Israeli Defense Minister Israel Katz has outlined plans for a buffer zone extending to the Litani River and said villages near the border would be cleared and houses destroyed. Lebanese Defense Minister Michel Menassa described those remarks as intent to “impose a new occupation,” forcibly displacing hundreds of thousands and destroying towns. Ten European foreign ministers and the EU’s top diplomat urged Israel to respect Lebanon’s territorial integrity.
“Nowhere is safe”
For people forced from their homes, official words offer little comfort. “We fled [our homes] but we know that there’s nowhere that’s really safe. But there’s nothing more we can do,” Fatme says.
Until recently they lived in Ouzai, part of Dahiyeh — an area often portrayed externally as a Hezbollah stronghold but in practice a dense, bustling suburb of shops, restaurants and ordinary family life. “We had a normal family life there,” Fatme recalls. “My daughter went to school, my husband worked as a carpenter and I ran the house. Our life was good there.”
No real ceasefire
After the escalation in late February, Hezbollah began firing rockets and drones into Israel and Israel responded with aerial strikes. Violence in Lebanon has escalated since. Although a ceasefire between Israel and Hezbollah was arranged in November 2024, attacks continued. UNIFIL and the Lebanese government reported more than 15,400 ceasefire violations and over 370 people killed by Israeli fire in Lebanon by February 2026.
“The continuing Israeli attacks don’t just destroy houses and infrastructure; they erode the pillars of daily life and recovery,” Jeremy Ristord of Doctors Without Borders said.
When fighting intensified, Fatme’s family left in their car. They returned twice briefly but ultimately fled again for their daughter’s safety. “It took me five years to get pregnant,” Fatme says. Her daughter still suffers from trauma from the 2024 war: she startles at loud noises and covers her ears. After fleeing, the family slept in their car before finding space in the Azarieh buildings.
“I really miss my own home,” Fatme says. “My life, my things, my routine. Just a month ago, everything looked so different. Our lives have been turned upside down.” When her daughter cries in the shelters at the sound of explosions, Fatme pulls her close and tries to comfort her.
Uncertain future
At a March 31 UN Security Council meeting, the UN’s emergency relief coordinator, Tom Fletcher, said some 1,240 people had been killed and about 3,500 injured in Lebanon, including women, children and first responders, and over 1.1 million people had been displaced, many of them children. Fletcher warned of “a cycle of coercive displacement,” calling displacement a painful last resort and not a solution.
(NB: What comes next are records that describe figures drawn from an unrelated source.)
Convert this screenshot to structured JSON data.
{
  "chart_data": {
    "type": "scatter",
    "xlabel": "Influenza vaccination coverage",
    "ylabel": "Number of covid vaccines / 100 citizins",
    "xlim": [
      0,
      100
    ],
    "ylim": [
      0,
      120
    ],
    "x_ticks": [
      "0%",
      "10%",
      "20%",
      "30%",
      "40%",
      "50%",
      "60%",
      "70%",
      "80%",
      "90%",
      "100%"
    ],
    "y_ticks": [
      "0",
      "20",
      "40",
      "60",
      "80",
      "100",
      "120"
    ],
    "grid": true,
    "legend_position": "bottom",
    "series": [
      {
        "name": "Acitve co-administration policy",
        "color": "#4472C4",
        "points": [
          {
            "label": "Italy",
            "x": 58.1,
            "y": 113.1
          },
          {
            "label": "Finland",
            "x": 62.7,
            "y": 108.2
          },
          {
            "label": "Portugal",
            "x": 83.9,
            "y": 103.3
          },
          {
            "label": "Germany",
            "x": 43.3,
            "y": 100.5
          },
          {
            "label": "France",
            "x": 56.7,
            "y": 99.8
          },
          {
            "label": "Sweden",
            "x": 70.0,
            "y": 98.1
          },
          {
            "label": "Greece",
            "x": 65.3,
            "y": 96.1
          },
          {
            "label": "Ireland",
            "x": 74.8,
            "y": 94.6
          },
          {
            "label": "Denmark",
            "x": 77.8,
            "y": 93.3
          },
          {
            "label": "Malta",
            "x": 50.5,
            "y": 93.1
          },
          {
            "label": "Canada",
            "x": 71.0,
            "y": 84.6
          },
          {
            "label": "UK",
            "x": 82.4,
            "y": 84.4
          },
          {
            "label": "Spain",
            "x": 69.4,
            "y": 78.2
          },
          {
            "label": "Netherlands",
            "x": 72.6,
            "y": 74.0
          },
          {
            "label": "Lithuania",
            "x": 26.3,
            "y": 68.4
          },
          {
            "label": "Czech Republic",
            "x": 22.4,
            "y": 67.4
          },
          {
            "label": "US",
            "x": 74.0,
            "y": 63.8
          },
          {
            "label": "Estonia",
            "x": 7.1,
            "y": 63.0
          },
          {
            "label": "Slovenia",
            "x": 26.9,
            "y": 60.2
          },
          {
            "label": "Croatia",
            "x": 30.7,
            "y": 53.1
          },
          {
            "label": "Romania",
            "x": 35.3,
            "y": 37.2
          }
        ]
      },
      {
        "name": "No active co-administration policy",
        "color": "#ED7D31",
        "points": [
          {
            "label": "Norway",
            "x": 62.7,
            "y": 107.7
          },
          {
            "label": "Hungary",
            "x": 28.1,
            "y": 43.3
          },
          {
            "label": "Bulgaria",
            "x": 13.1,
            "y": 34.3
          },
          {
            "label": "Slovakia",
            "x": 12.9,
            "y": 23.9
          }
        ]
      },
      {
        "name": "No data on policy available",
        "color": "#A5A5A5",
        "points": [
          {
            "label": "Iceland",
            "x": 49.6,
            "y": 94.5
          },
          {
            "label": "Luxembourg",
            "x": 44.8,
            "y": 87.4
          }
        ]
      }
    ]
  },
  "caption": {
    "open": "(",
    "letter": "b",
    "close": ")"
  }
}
Despite moments of hope — watching children play and seeing her daughter laugh — Fatme is repeatedly brought back to the present by the drone noise and explosions. What remains of their former life is a family, two tents and a makeshift existence.
“We are not the first, and we won’t be the last family that has had to flee,” she says. “We’ve just got to hold on. And I just want the people out there to know this: That we had it good here, and that we lived with dignity.”
This article was originally written in German.